Сальваторе заговорил. В сильном глубоком голосе не было ни малейшего намека на возраст.
– Твой брат мертв. – Сальваторе занял свое место в кресле за антикварным столом. – Мне нужно, чтобы ты позаботился обо всем лично, понимаешь?
– О чем? О похоронах?
И все равно это казалось невозможным. Бруно – на девять лет старше его… сколько это будет? Тридцать восемь? Разве можно умереть в тридцать восемь лет?
Возмущение вызвало вспышку гнева, за которой последовало яростное неверие в происходящее.
Это, должно быть, ошибка. Да, так оно и было, какая-то страшная ошибка. Если бы его брат был мертв, он бы это почувствовал.
Глаза Сальваторе сузились, губы сжались – явное свидетельство раздражения.
– Насколько мне известно, их похоронили в прошлом месяце.
Слова эхом отдавались в голове Айво. Ему нужно было сесть. Он уже несколько недель ходил по городу и вел себя как обычно, в то время как его брат был мертв. Как он мог ничего не почувствовать?
Айво покачал головой и еще раз прервал деда:
– В прошлом месяце?
Сальваторе молча смерил его взглядом и протянул руку к хрустальному графину, стоявшему на серебряном подносе рядом с двумя низкими стаканами.
Наполнив один стакан на три четверти, он толкнул его через стол – стакан с легким скрипом скользнул по его идеально отполированной поверхности.
Айво покачал головой, не увидев в этом жесте ничего, кроме презрения.
Много лет назад он понял, что его дед на не способен на сочувствие. Эмоциональные реакции в глазах Сальваторе были слабостью, которые нужно было изучить и использовать. Не случайно со временем лицо Айво приобрело непроницаемое выражение.
То, что началось как средство самозащиты, теперь стало его второй натурой.

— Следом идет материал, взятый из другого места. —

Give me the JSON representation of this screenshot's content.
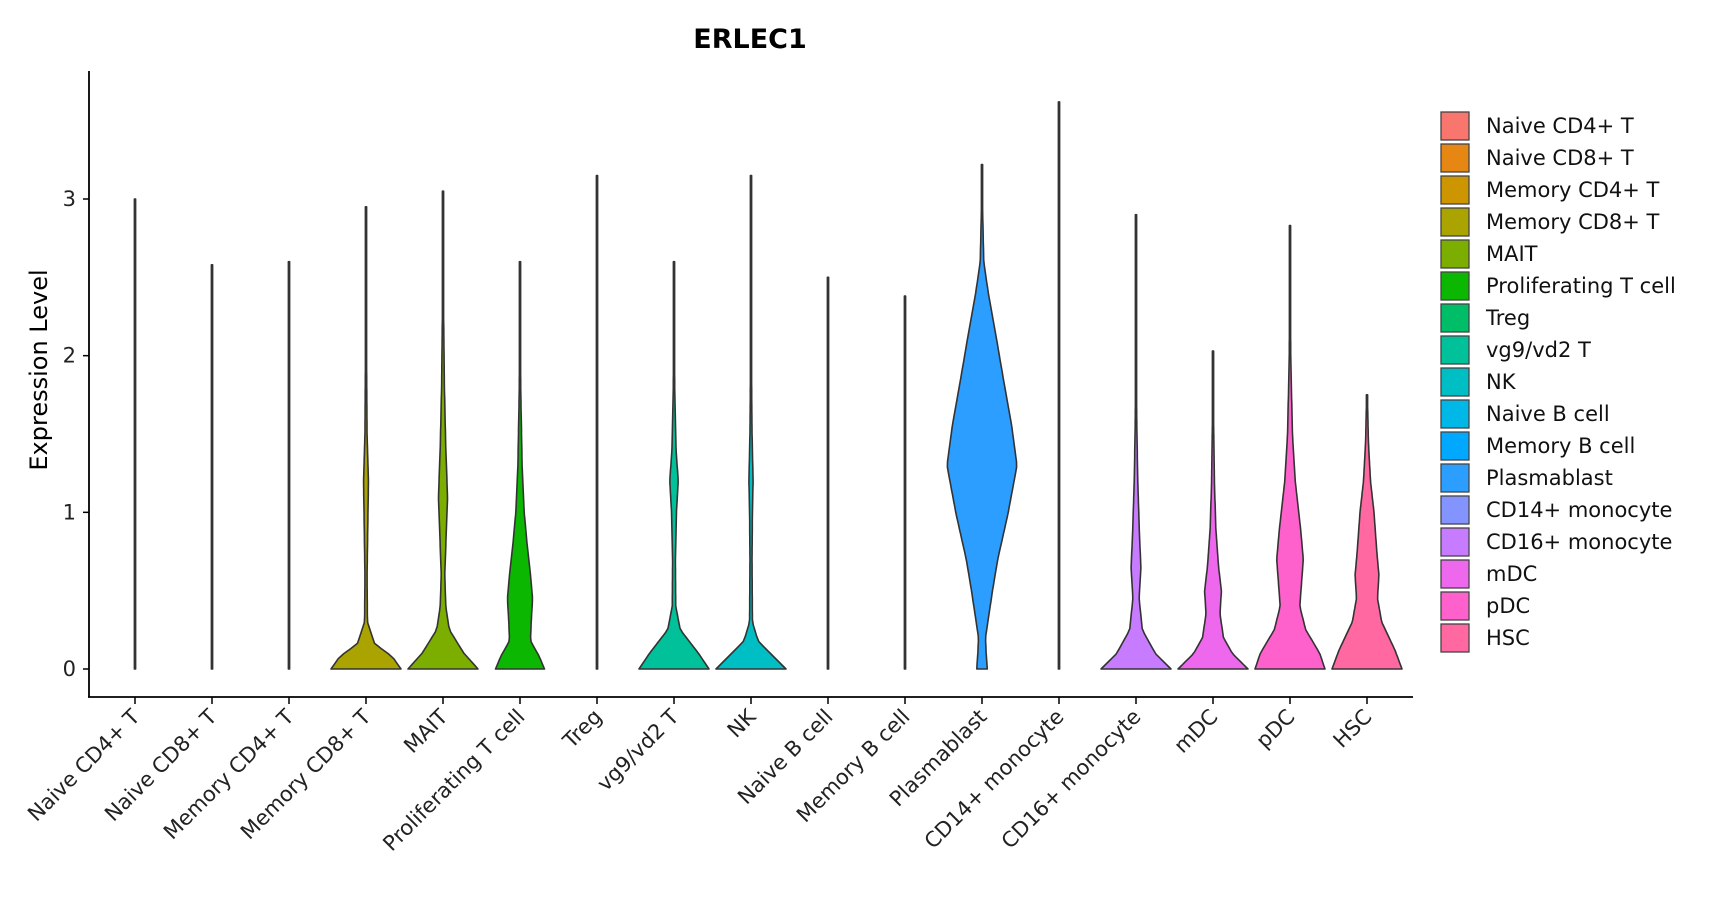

– Ты сказал – их? – Мозг Айво начал функционировать, но он не знал, хорошо ли это. Чувство утраты ощущалось буквально каждой клеткой, как он поклялся больше никогда не чувствовать. После ухода Бруно он остался один, и осознание того, что рассчитывать ему больше не на кого, заставило его закрыться. И вот теперь эти дремлющие чувства снова пробудились к жизни, затуманивая его острый ум.
– С ним была… эта женщина.
– Его жена. – Айво сделал ударение на этом слове, когда в его голове возник ее неясный образ.
Айво только раз видел женщину, с которой ушел его брат, и с тех пор уже прошло четырнадцать лет. Наверное, ее глаза все же не были такими синими, но память об этом ярком цвете осталась с ним даже после того, как его обида прошла.
В конце концов, именно Саманта Хендерсон лишила Айво старшего брата, которым он восхищался, и будущего, о котором он мечтал.
Не сразу, но он вернется за ним, обещал Бруно, когда Айво умолял брата не уезжать. Сколько ему понадобилось времени, чтобы понять: Бруно уже никогда не вернется?
«Дурачок», – насмешливо произнес голос в его голове, когда Айво подумал, как наивен он был тогда. Бруно просто говорил то, что ему хотелось услышать. На самом деле он и не думал за ним возвращаться. Он бросил его.
Все люди в жизни Айво вели себя так: сначала его отец, потом Бруно. Человек, который хотел бы постоянно подвергать себя такому разочарованию и боли, должен быть дураком, а Айво им не являлся.
Айво не хотел ставить себя в положение, когда кто-то мог обладать властью причинить ему боль. Он не искал любви; любовь будила чувства, лишая мужчину целостности.
До этого момента избежать заражения любовью было не трудно. Намного легче, чем уклониться от сексуальных контактов. Таким образом, жизнь свободна от любви, но не от верности.
Его дед никогда не требовал любви, но требовал преданности, и Айво считал это справедливым. Сальваторе был единственным человеком, кто пришел за ним туда, единственным, кто никогда не притворялся тем, кем он не был.